Government to implement partial medication reimbursement system in 2018 ({{commentsTotal}})

Prescription medications. Photo is illustrative.
Prescription medications. Photo is illustrative. Source: (Sander Ilvest/Postimees/Scanpix)

The Estonian government is planning to create a supplementary system of partial prescription medication compensation for people who spend more than €100 on prescription medication annually. The system, which would be implemented automatically in 2018, is expected to cost €3 million.

According to the new system, supplementary compensation would be paid on prescription medication expenses exceeding €100. The Estonian Health Insurance Fund would reimburse 50 percent of every euro spent exceeding €100 and 90 percent of every euro spent exceeding €300 annually.

For instance, if an individual spends €110 on prescription medication, they would be reimbursed in the amount of €5; if they spend €250, they would be reimbursed €75; if they spend €400, they would be reimbursed €190.

"Access to medication affects a large part of society, and in an aging society, it is a growing concern," Minister of Health and Labour Jevgeni Ossinovski (SDE) said. "Our main goal is to reduce the medication costs of those people for whom these costs make up a large part of their overall expenses and who may not buy needed medication as a result."

According to the health minister, a total of 110,000 people in Estonia currently spend more than €100 annually on prescription medication despite current benefits. "A whopping 15,000 people spend more than €300 — and we are only talking about prescription medication expenses," he continued. "This means that pensioners whose medication expenses are highest spend a sum worth one month's salary on medication, and we want to change that in the future."

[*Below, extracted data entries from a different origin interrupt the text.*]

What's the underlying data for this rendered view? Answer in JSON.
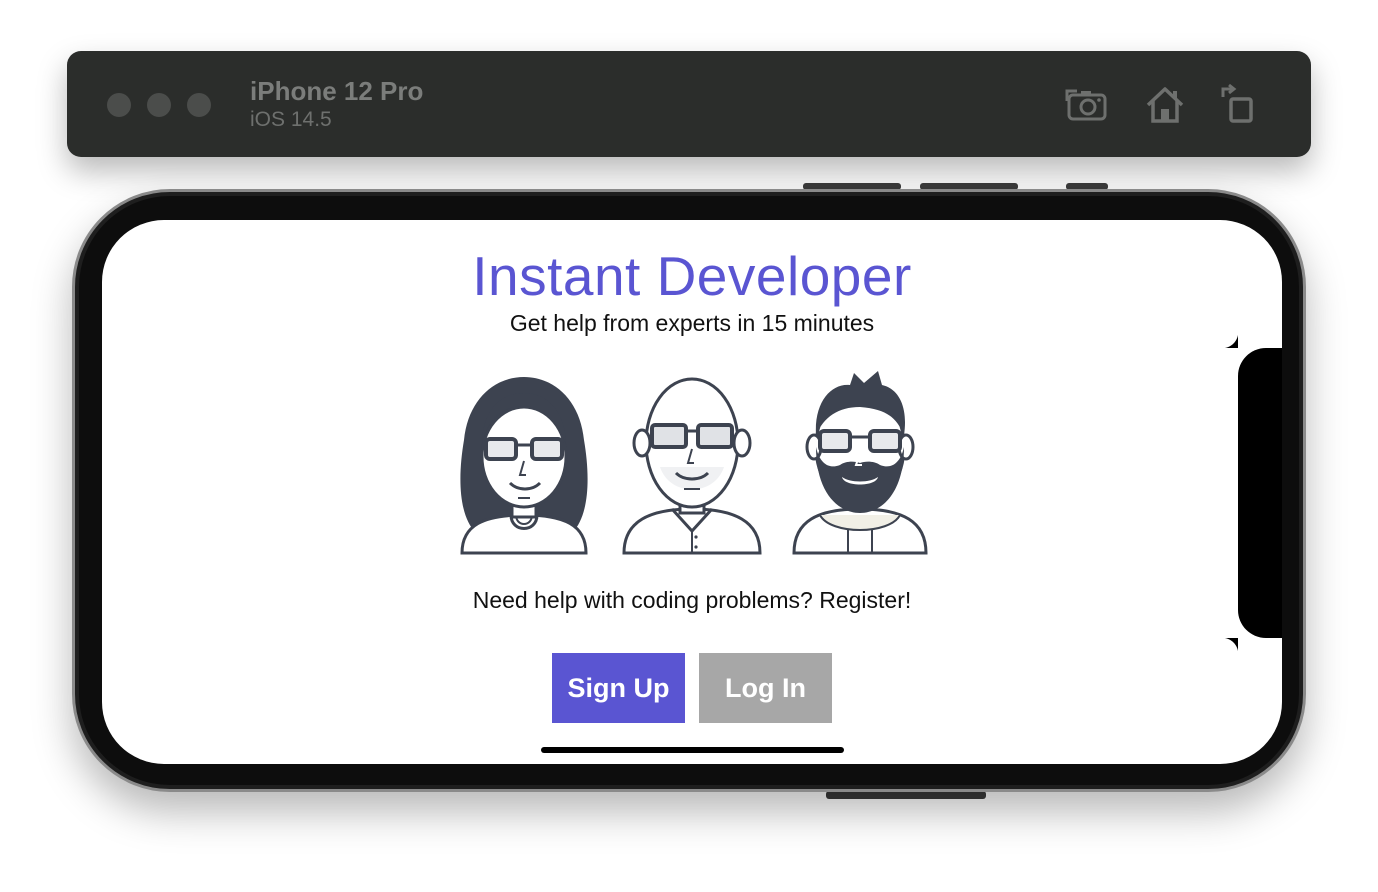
{
  "simulator": {
    "device_name": "iPhone 12 Pro",
    "os_version": "iOS 14.5",
    "toolbar_icons": [
      "screenshot-icon",
      "home-icon",
      "rotate-icon"
    ]
  },
  "app": {
    "title": "Instant Developer",
    "subtitle": "Get help from experts in 15 minutes",
    "prompt": "Need help with coding problems? Register!",
    "signup_label": "Sign Up",
    "login_label": "Log In"
  },
  "colors": {
    "accent": "#5a55d2",
    "secondary_button": "#a7a7a7",
    "sim_bar": "#2b2d2b"
  }
}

According to Ossinovski, as of next year, fewer than 100 people will pay more than €300 annually on prescription medication. He added that this reimbursement scheme will have an extraordinarily great social impact.

In order to implement the new system, the government decided to contribute an additional €3 million into the budget for benefits for medicinal products as well as synchronize the current prescription fees of €1.27 and €3.19 to €2.50 per prescription.

The government also approved Ossinovski's proposals to transfer tasks connected to the list of discount medication and medication tenders from the Ministry of Social Affairs to the Estonian Health Insurance Fund.